- Texte visé : Projet de loi de finances pour 2026, n° 1906
- Stade de lecture : 1ère lecture (1ère assemblée saisie)
- Examiné par : Assemblée nationale (séance publique)
- Mission visée : Économie
Sous réserve de son traitement par les services de l'Assemblée nationale et de sa recevabilité
I. La section 1 du chapitre III du titre IV du livre II de la sixième partie du code du travail est complétée par un article L. 6243‑1-3 ainsi rédigé :
« Art. L. 6243-1-3. – Pour les contrats d’apprentissage conclus avec des employeurs relevant des secteurs de l’économie sociale et solidaire identifiés comme d’intérêt général, le montant de l’aide unique à l’embauche d’apprentis est majoré de 1 000 euros.

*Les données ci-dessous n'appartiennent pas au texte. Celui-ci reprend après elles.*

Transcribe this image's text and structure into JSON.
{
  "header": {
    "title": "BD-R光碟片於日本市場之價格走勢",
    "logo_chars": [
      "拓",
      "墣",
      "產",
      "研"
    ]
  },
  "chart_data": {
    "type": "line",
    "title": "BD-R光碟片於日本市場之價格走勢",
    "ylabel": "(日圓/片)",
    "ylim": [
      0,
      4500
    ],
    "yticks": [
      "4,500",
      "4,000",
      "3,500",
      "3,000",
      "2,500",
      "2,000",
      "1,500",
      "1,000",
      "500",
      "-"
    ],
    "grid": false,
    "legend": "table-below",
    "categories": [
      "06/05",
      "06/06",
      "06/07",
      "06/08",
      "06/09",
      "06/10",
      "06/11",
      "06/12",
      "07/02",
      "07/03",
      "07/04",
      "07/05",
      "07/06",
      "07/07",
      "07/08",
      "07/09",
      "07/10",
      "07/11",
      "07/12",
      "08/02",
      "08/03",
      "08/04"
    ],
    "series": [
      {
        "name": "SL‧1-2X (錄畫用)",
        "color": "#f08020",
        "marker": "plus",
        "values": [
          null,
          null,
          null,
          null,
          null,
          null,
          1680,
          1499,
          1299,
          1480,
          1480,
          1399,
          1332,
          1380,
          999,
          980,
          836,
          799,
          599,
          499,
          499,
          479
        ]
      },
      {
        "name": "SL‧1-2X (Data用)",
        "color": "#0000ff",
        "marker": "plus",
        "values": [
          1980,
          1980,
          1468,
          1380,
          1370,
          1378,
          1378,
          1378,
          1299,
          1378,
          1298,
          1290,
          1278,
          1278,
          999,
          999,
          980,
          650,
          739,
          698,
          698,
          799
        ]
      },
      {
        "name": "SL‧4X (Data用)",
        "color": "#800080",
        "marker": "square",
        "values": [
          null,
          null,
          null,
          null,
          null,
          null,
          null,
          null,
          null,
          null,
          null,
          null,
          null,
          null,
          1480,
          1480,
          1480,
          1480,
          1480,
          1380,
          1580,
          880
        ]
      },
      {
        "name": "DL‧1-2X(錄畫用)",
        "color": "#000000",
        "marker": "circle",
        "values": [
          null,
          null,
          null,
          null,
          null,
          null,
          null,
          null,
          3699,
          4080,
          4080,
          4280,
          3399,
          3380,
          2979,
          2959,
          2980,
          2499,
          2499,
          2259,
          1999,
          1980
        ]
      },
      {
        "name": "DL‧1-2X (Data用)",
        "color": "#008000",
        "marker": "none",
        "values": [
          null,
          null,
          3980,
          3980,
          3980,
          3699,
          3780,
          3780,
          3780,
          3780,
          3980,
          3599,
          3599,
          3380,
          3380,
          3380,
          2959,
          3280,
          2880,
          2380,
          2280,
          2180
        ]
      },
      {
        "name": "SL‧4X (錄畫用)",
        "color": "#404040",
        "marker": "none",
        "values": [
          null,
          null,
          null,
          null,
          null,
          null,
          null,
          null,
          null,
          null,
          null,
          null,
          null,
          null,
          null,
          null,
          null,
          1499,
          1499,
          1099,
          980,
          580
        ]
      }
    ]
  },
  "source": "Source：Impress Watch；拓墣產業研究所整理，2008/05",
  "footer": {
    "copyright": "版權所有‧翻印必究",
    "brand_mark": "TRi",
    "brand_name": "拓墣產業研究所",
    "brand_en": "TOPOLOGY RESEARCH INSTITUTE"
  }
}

Un décret fixe les modalités de mise en œuvre de cette majoration. »
II. - La section 1 du chapitre III du titre IV du livre II de la sixième partie du code du travail est complétée par un article L. 6243‑1-4 ainsi rédigé :
« Art. L. 6243-1-4. – Les structures de l’économie sociale et solidaire, identifiées dans les secteurs considérés comme des services sociaux d’intérêt général, mentionnées à l’article L. 6243‑1-3 du code du travail et ou structures de l’économie sociale et solidaire, situées dans les zones rurales ou les quartiers prioritaires de la politique de la ville peuvent bénéficier d’un fonds de soutien à l’apprentissage destiné à compenser les surcoûts liés à l’encadrement des apprentis.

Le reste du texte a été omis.